The collections of the NHA continued to expand in the twentieth century. While the Whaling Museum featured the industry that made Nantucket an internationally recognized name in the eighteenth and nineteenth centuries, the Fair Street Museum showcased artifacts that told the story of island life, and the NHA’s house museums interpreted domestic life during successive historical eras. Space to preserve and exhibit the relics of an earlier age was always at a premium, but Admiral William Mayhew Folger, a descendant of early settler Peter Foulger, left a bequest to the NHA in 1929 that honored his ancestor. He specifically required the NHA to use the funds from his bequest to construct a building similar to the Coffin School, a Greek Revival-style brick building built on Winter Street in 1852 with funds donated by Sir Isaac Coffin, a British admiral descended from Tristram Coffin. Admiral Folger’s gift was received in 1968, after the death of his last surviving beneficiary, and following his wishes, the building at the corner of Broad and North Water streets was completed in 1971, providing new exhibit halls, a library room, office space, and more room to store collections.

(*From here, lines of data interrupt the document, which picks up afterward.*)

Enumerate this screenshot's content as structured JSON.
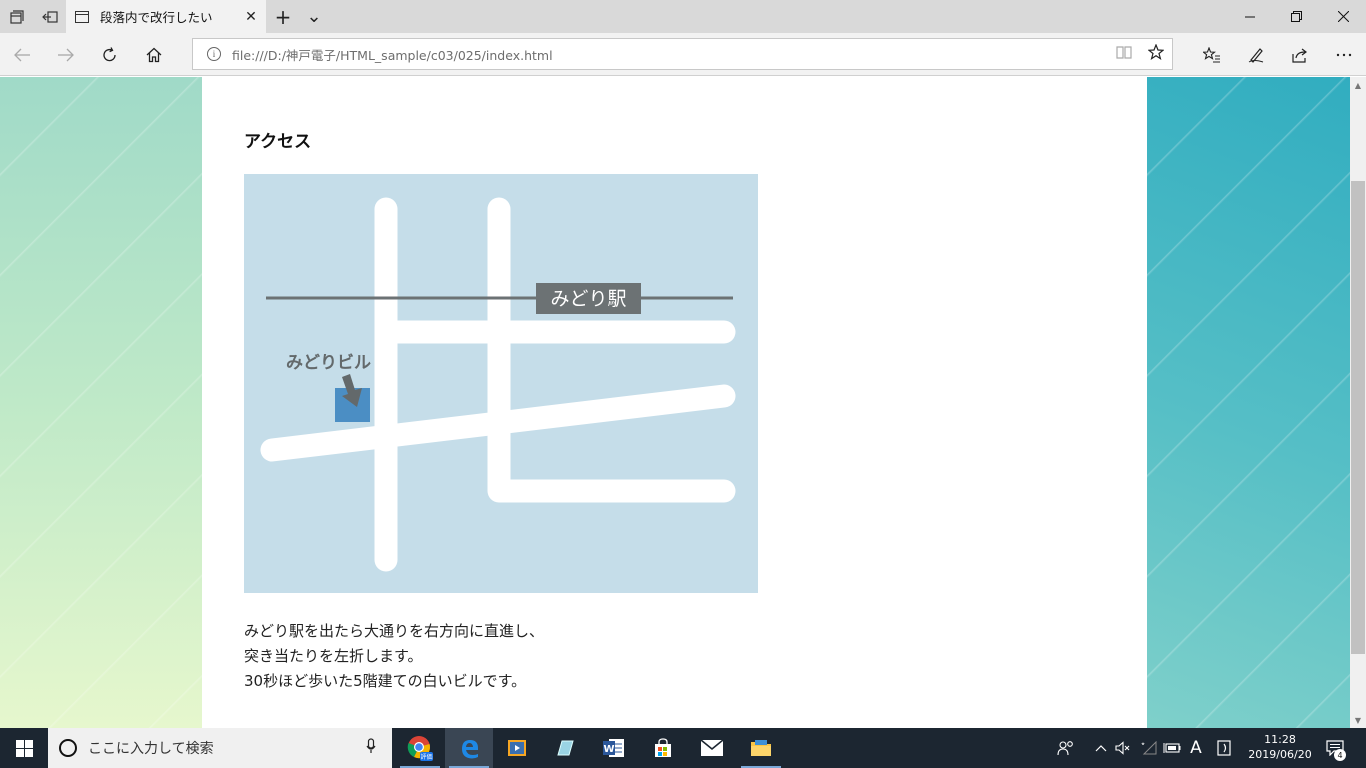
{
  "browser": {
    "tab_title": "段落内で改行したい",
    "tab_close": "✕",
    "new_tab": "+",
    "tab_list": "⌄",
    "address": "file:///D:/神戸電子/HTML_sample/c03/025/index.html",
    "info_glyph": "i"
  },
  "page": {
    "heading": "アクセス",
    "map": {
      "station_label": "みどり駅",
      "building_label": "みどりビル"
    },
    "paragraph_lines": [
      "みどり駅を出たら大通りを右方向に直進し、",
      "突き当たりを左折します。",
      "30秒ほど歩いた5階建ての白いビルです。"
    ]
  },
  "taskbar": {
    "search_placeholder": "ここに入力して検索",
    "chrome_badge": "評価",
    "ime_indicator": "A",
    "time": "11:28",
    "date": "2019/06/20",
    "notification_count": "4"
  },
  "colors": {
    "map_bg": "#c5dde9",
    "road": "#ffffff",
    "rail": "#6c7274",
    "building": "#4b8ec4",
    "arrow": "#63696b"
  }
}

The NHA library and artifact collections were housed in their own dedicated buildings in the late twentieth and early twenty-first centuries, freeing up the Broad Street compound for improvement. A new museum was designed, incorporating the 1847 Hadwen & Barney Oil and Candle Factory and the 1971 Peter Foulger Museum on the opposite corner of the block as part of a new site that bridged the two buildings with exhibit and program space, including Gosnell Hall, where a forty-foot-long sperm-whale skeleton is suspended from the ceiling. The Hadwen & Barney Oil and Candle Factory, featuring the massive lever-press, is interpreted as an industrial site where the complicated process of refining oil and making spermaceti candles is explained. New exhibition spaces extend above and around Gosnell Hall, including a scrimshaw and decorative arts gallery and galleries for changing exhibits about Nantucket life, arts, and ideas.